1. Cooperação em saúde global: incentivar projetos concretos de cooperação entre as nações do Brics para promover o desenvolvimento sustentável e inclusivo em vários setores, particularmente na Saúde, para garantir acesso a medicamentos e vacinas; e lançar a Parceria Brics para a Eliminação das Doenças Socialmente Determinadas e Doenças Tropicais Negligenciadas;

2. Comércio, investimentos e finanças: considerar a governança e a reforma dos mercados financeiros, as moedas locais, e os instrumentos e plataformas de pagamento como meio de aumentar e diversificar os fluxos comerciais, financeiros e de investimentos; fazer avançar a Parceria para a Nova Revolução Industrial e adotar a Estratégia 2030 para a Parceria Econômica do Brics;

3. Mudança do clima: adotar uma Agenda de Liderança Climática do Brics, incluindo uma Declaração-Quadro dos Líderes sobre Financiamento Climático, visando orientar mudança estrutural no setor financeiro;

4. Governança da inteligência artificial: promover uma governança internacional inclusiva e responsável da inteligência artificial, a fim de destravar o potencial dessa tecnologia para o desenvolvimento social, econômico e ambiental;

5. Arquitetura multilateral de paz e segurança: promover uma reforma abrangente da arquitetura multilateral de paz e segurança, a fim de garantir atuação eficaz no enfrentamento de conflitos, evitar catástrofes humanitárias e impedir a eclosão de novas crises; reconstruir a confiança e o entendimento mútuos, retomar a diplomacia e promover soluções pacíficas para conflitos e disputas;

6. Desenvolvimento institucional: melhorar a estrutura e a coesão do Brics.

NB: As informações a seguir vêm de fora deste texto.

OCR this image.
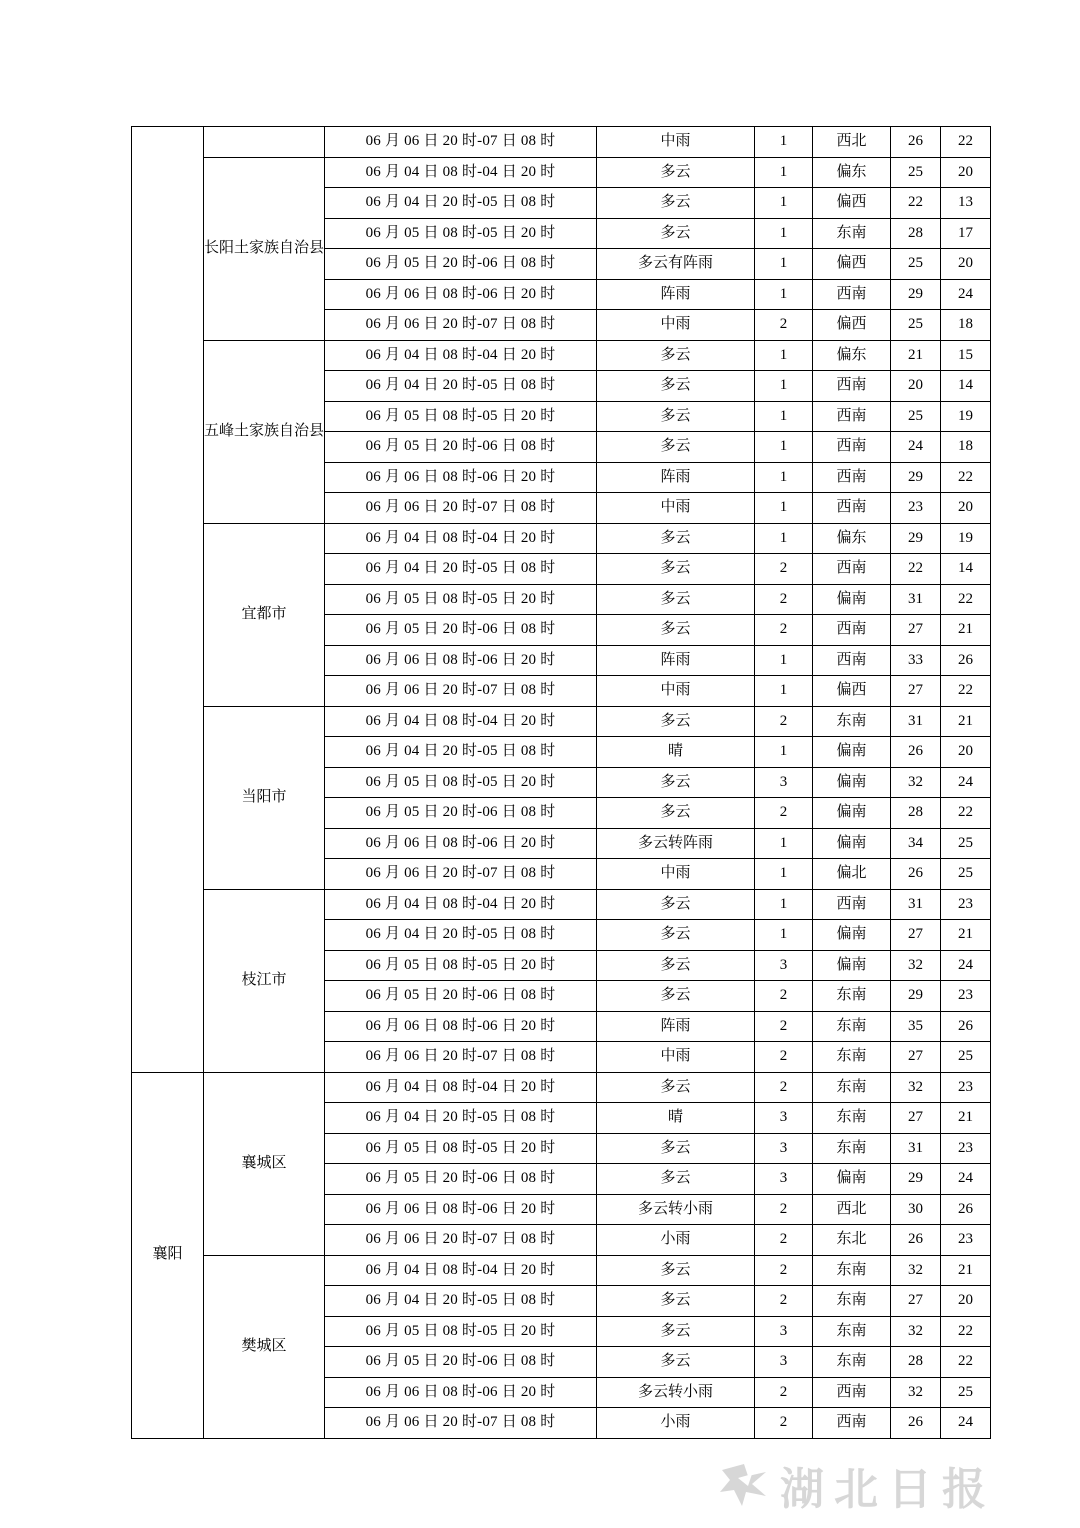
		06 月 06 日 20 时-07 日 08 时	中雨	1	西北	26	22
	长阳土家族自治县	06 月 04 日 08 时-04 日 20 时	多云	1	偏东	25	20
		06 月 04 日 20 时-05 日 08 时	多云	1	偏西	22	13
		06 月 05 日 08 时-05 日 20 时	多云	1	东南	28	17
		06 月 05 日 20 时-06 日 08 时	多云有阵雨	1	偏西	25	20
		06 月 06 日 08 时-06 日 20 时	阵雨	1	西南	29	24
		06 月 06 日 20 时-07 日 08 时	中雨	2	偏西	25	18
	五峰土家族自治县	06 月 04 日 08 时-04 日 20 时	多云	1	偏东	21	15
		06 月 04 日 20 时-05 日 08 时	多云	1	西南	20	14
		06 月 05 日 08 时-05 日 20 时	多云	1	西南	25	19
		06 月 05 日 20 时-06 日 08 时	多云	1	西南	24	18
		06 月 06 日 08 时-06 日 20 时	阵雨	1	西南	29	22
		06 月 06 日 20 时-07 日 08 时	中雨	1	西南	23	20
	宜都市	06 月 04 日 08 时-04 日 20 时	多云	1	偏东	29	19
		06 月 04 日 20 时-05 日 08 时	多云	2	西南	22	14
		06 月 05 日 08 时-05 日 20 时	多云	2	偏南	31	22
		06 月 05 日 20 时-06 日 08 时	多云	2	西南	27	21
		06 月 06 日 08 时-06 日 20 时	阵雨	1	西南	33	26
		06 月 06 日 20 时-07 日 08 时	中雨	1	偏西	27	22
	当阳市	06 月 04 日 08 时-04 日 20 时	多云	2	东南	31	21
		06 月 04 日 20 时-05 日 08 时	晴	1	偏南	26	20
		06 月 05 日 08 时-05 日 20 时	多云	3	偏南	32	24
		06 月 05 日 20 时-06 日 08 时	多云	2	偏南	28	22
		06 月 06 日 08 时-06 日 20 时	多云转阵雨	1	偏南	34	25
		06 月 06 日 20 时-07 日 08 时	中雨	1	偏北	26	25
	枝江市	06 月 04 日 08 时-04 日 20 时	多云	1	西南	31	23
		06 月 04 日 20 时-05 日 08 时	多云	1	偏南	27	21
		06 月 05 日 08 时-05 日 20 时	多云	3	偏南	32	24
		06 月 05 日 20 时-06 日 08 时	多云	2	东南	29	23
		06 月 06 日 08 时-06 日 20 时	阵雨	2	东南	35	26
		06 月 06 日 20 时-07 日 08 时	中雨	2	东南	27	25
襄阳	襄城区	06 月 04 日 08 时-04 日 20 时	多云	2	东南	32	23
		06 月 04 日 20 时-05 日 08 时	晴	3	东南	27	21
		06 月 05 日 08 时-05 日 20 时	多云	3	东南	31	23
		06 月 05 日 20 时-06 日 08 时	多云	3	偏南	29	24
		06 月 06 日 08 时-06 日 20 时	多云转小雨	2	西北	30	26
		06 月 06 日 20 时-07 日 08 时	小雨	2	东北	26	23
	樊城区	06 月 04 日 08 时-04 日 20 时	多云	2	东南	32	21
		06 月 04 日 20 时-05 日 08 时	多云	2	东南	27	20
		06 月 05 日 08 时-05 日 20 时	多云	3	东南	32	22
		06 月 05 日 20 时-06 日 08 时	多云	3	东南	28	22
		06 月 06 日 08 时-06 日 20 时	多云转小雨	2	西南	32	25
		06 月 06 日 20 时-07 日 08 时	小雨	2	西南	26	24
湖北日报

A Declaração dos Líderes abordou as seis áreas. É um documento de 126 parágrafos, contendo 17.616 palavras. Está subdividida em sete seções: Uma introdução de quatro parágrafos (1 a 4); Fortalecendo o Multilateralismo e Reformando a Governança Global (par. 5 a 16); Promovendo a Paz, a Segurança e a Estabilidade Internacionais (par. 17 a 41); Aprofundando a Cooperação Internacional em Economia, Comércio e Finanças (par. 42 a 80); Combatendo a Mudança do Clima e Promovendo o Desenvolvimento Sustentável, Justo e Inclusivo (par. 81 a 101); Parcerias para a Promoção do Desenvolvimento Humano, Social e Cultural (par. 102 a 122); e quatro parágrafos finais (123 a 126).

Além da Declaração principal, os líderes elaboraram três documentos centrais: A Declaração-Marco dos Líderes do BRICS sobre Finanças Climáticas[1]; a Declaração dos Líderes do Brics sobre Governança Global da Inteligência Artificial[2]; e a Parceria do Brics para a Eliminação de Doenças Socialmente Determinadas[3].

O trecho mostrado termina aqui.